Выбрать главу

Пера неприятно взволновало это письмо, не столько из-за содержащейся в нем просьбы, сколько из-за воспоминаний о том времени, которое, как ему казалось, было временем его глубочайшего падения. Он вспыхнул от стыда, представив себе этот бюст с наглым и неестественным выражением эдакого повелителя. Как ему хотелось бы иметь возможность лично расплатиться с ваятелем, чтобы затем попросить его изломать «произведение искусства» на мелкие куски и осколками, словно щебенкой, вымостить дорогу, — то есть употребить хоть на какое-нибудь дело. Но — увы! — любезное письмо пришлось оставить пока без ответа; обращаться по этому поводу к гофегермейстерше или ее мужу было опасно, — это могло повредить делу, от которого в настоящий момент зависело все его благополучие. Они способны ложно истолковать подобное вмешательстве; в дела баронессы, тем более что гофегермейстерша ни разу не говорила ему открыто о слабоумии своей сестры.

Миновало еще несколько недель. В конце ноября он очутился на грани катастрофы. Из гардероба его исчезала одна вещь за другой, уже была продана большая часть книг; даже брильянтовые запонки, которые когда-то подарила ему Якоба и которые он собирался при первом же случае вернуть ей, и те пришлось продать по бросовой цене. Подходил срок платить за квартиру, а он и без того задолжал хозяину кабачка, где столовался.

Беспокойство мешало ему работать. Вдобавок он был изнурен постоянным недоеданием. Впервые в жизни на его щеках не осталось и следов румянца. К родным он не ходил. Он сам понимал, что выглядит прескверно, и боялся назойливых расспросов.
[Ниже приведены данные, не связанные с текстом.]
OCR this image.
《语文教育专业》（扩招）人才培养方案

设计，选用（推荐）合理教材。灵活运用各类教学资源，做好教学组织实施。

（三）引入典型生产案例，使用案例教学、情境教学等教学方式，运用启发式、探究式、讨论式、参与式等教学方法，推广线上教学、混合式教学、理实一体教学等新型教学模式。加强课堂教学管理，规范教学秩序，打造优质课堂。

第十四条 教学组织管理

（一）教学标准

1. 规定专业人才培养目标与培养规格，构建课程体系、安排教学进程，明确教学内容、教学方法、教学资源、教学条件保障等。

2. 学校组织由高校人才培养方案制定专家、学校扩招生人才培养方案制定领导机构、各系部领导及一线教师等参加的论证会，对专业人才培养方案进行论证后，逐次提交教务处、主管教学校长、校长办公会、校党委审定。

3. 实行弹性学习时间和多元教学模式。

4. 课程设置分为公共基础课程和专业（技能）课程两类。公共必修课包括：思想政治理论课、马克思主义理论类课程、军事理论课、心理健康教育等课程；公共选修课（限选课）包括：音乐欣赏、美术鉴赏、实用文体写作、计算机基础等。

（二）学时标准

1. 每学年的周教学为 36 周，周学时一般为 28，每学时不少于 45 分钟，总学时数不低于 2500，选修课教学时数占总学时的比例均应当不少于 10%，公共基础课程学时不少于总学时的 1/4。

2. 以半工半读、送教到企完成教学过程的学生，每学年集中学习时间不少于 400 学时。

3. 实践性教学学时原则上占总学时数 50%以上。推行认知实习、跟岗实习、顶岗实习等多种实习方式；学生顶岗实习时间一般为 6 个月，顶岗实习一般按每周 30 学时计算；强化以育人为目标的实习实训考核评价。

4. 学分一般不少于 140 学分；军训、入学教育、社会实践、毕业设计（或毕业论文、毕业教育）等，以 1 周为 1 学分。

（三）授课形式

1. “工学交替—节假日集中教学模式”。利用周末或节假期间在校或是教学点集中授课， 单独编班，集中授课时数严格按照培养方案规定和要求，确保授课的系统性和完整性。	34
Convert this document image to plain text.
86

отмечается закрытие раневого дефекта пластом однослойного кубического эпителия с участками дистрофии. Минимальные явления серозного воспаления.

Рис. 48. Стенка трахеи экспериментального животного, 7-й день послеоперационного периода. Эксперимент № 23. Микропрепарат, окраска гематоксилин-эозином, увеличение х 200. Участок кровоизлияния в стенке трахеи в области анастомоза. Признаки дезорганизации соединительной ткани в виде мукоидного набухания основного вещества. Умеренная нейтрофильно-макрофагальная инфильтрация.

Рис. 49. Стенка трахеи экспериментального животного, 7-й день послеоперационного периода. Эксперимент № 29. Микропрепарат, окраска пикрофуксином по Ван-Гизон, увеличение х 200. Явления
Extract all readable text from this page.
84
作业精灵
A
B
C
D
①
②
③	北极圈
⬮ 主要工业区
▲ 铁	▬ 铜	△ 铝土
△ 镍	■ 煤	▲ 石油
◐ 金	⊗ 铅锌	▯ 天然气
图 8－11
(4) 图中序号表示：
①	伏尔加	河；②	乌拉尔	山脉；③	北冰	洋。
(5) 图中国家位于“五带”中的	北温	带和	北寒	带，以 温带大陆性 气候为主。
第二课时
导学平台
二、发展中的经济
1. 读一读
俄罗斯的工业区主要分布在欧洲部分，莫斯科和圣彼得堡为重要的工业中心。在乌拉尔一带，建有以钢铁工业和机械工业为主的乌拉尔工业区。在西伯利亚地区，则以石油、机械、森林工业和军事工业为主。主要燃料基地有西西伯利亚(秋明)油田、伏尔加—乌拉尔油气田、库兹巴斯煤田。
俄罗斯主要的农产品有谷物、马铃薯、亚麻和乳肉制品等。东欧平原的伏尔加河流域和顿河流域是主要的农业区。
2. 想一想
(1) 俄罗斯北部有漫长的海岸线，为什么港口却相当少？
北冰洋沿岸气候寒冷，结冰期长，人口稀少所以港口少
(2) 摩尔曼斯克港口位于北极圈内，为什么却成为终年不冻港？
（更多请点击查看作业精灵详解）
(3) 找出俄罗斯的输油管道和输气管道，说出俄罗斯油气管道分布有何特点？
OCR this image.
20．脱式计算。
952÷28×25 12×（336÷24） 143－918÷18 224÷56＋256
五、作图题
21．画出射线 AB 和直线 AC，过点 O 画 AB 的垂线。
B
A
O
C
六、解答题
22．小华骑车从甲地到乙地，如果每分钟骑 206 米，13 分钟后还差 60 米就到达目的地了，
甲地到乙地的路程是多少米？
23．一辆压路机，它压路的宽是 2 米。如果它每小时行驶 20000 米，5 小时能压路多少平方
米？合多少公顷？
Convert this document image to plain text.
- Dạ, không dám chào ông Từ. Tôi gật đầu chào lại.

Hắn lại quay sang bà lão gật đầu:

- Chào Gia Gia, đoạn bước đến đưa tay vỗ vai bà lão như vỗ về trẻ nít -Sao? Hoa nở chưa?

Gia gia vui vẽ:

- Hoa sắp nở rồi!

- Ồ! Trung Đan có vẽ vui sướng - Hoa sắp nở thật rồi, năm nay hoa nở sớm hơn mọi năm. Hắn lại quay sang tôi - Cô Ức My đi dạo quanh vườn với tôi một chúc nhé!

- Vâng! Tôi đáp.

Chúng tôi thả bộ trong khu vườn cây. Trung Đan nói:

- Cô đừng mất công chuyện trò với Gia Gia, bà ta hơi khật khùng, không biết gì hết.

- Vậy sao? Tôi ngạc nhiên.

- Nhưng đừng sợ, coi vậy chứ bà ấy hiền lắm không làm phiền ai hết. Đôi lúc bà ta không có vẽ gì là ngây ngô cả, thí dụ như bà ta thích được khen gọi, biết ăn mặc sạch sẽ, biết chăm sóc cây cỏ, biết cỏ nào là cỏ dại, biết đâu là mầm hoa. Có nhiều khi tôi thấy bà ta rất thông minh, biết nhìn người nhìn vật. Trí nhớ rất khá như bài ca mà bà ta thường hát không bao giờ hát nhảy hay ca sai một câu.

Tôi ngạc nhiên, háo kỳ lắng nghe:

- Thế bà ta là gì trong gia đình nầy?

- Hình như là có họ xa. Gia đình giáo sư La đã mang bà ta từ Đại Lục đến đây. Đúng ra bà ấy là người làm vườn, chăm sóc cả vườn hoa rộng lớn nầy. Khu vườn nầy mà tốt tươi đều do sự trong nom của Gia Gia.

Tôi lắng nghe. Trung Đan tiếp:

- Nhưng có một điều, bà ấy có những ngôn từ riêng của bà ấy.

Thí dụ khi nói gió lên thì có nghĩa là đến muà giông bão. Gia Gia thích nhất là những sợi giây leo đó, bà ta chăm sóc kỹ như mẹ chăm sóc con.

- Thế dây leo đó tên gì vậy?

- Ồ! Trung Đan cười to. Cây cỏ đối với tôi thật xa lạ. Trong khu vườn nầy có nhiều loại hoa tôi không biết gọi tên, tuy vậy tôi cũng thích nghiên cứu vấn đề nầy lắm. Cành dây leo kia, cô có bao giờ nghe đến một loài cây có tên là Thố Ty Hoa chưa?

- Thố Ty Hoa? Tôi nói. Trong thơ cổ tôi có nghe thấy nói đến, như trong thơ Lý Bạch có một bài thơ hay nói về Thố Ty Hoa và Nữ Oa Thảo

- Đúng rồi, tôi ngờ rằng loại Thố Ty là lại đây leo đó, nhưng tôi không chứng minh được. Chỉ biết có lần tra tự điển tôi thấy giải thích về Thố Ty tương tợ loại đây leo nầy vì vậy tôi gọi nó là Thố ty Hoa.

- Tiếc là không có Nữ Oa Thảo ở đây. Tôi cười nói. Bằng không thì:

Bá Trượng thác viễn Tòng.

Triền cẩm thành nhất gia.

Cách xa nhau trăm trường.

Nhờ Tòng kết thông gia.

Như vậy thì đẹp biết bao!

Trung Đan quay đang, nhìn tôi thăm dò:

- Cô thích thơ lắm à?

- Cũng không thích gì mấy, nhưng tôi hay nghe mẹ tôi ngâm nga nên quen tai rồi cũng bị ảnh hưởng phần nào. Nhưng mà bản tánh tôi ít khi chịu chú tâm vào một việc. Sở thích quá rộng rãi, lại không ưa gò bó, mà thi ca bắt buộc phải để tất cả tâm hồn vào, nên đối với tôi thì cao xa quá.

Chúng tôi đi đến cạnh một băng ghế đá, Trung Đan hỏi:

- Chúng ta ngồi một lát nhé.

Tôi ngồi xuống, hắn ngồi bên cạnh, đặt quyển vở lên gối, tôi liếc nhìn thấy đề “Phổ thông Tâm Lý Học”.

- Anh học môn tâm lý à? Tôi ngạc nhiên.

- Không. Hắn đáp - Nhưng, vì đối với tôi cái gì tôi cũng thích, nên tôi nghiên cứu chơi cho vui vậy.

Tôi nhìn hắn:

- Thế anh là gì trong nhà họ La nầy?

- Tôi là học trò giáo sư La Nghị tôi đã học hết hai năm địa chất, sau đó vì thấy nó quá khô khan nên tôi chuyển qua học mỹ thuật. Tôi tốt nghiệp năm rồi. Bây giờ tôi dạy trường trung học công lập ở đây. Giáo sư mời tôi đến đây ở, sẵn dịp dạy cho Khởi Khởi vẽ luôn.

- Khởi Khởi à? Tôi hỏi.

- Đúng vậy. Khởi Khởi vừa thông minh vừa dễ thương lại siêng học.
Тогда он решил еще раз попытать счастья у статского советника Эриксена, но с тем же успехом: советник, как оказалось, в дороге заболел и вернется не раньше рождества. Оставалось последнее средство — обратиться за деньгами к ростовщику. Он просмотрел все газеты, отыскал в них несколько схожих, набранных мелким шрифтом объявлений, посредством которых эти благодетели человечества ежедневно напоминали о своем существовании. Пер остановился на некоем Сэндергоре; это имя внушало ему доверие, потому что у них в городке жила когда-то очень приличная старушка-пирожница, и ее тоже звали Сэндергор. Зная, что этот народ в основном бывает дома по вечерам, когда стемнеет, Пер в шестом часу собрался и поехал в город.

Господин Сэндергор, именовавший себя посредником по финансовым операциям, жил возле собора, на одной из тех тихих улочек, по которым сто раз на дню проходят занятые люди для сокращения пути, хоть вряд ли кто-нибудь знает, как они называются. Перу несколько раз пришлось спрашивать дорогу у прохожих и читать таблички с названиями, пока он, наконец, не нашел то, что ему нужно. Это был узенький пустынный переулок, в переулке горел один-единственный фонарь, как раз против того дома, который он искал. Тогда он перешел на другую сторону и взглянул на окна второго этажа, где, согласно адресу, проживал господин Сэндергор. Весь этаж был в три окна, в окнах горел свет. Следовательно, хозяин был дома.

Дверь открыла рыженькая девчушка лет шести — семи. То есть не открыла, а чуть приоткрыла, не снимая цепочки, и выглянула в щель своими синими кукольными глазищами. Не разобрав, чего надо Перу, она совсем по-детски предложила поговорить лучше с ее папой. Потом встала на цыпочки, отперла дверь и провела его в гостиную, ничем не примечательную мещанскую гостиную, каких полно в Копенгагене: коврик под столом, картинки на стенах, альбом и дешевые безделушки на этажерке. Пер был приятно поражен: здесь все выглядело очень уютно, по-домашнему. На письменном столе у окна стояла лампа с красным абажуром из папиросной бумаги. Среди многочисленных портретов над диваном Пер увидел портрет пастора в полном облачении и снимок сельской церкви. Но тут из соседней комнаты появился сам господин Сэндергор собственной персоной. Это был высокий плотный мужчина с окладистой рыжей бородой, в которой кое-где пробивалась седина. Держался он сперва чуть неуверенно, так как явно не мог с первого взгляда определить, что за человек его посетитель, ибо тот стоял в полумраке возле дверей. Да Пер и сам понимал, что его густая черная борода и длинный, наглухо застегнутый плащ придают ему при данных обстоятельствах вид несколько необычный. Наконец, господин Сэндергор предложил ему сесть и спросил, чем может служить. Оба сели.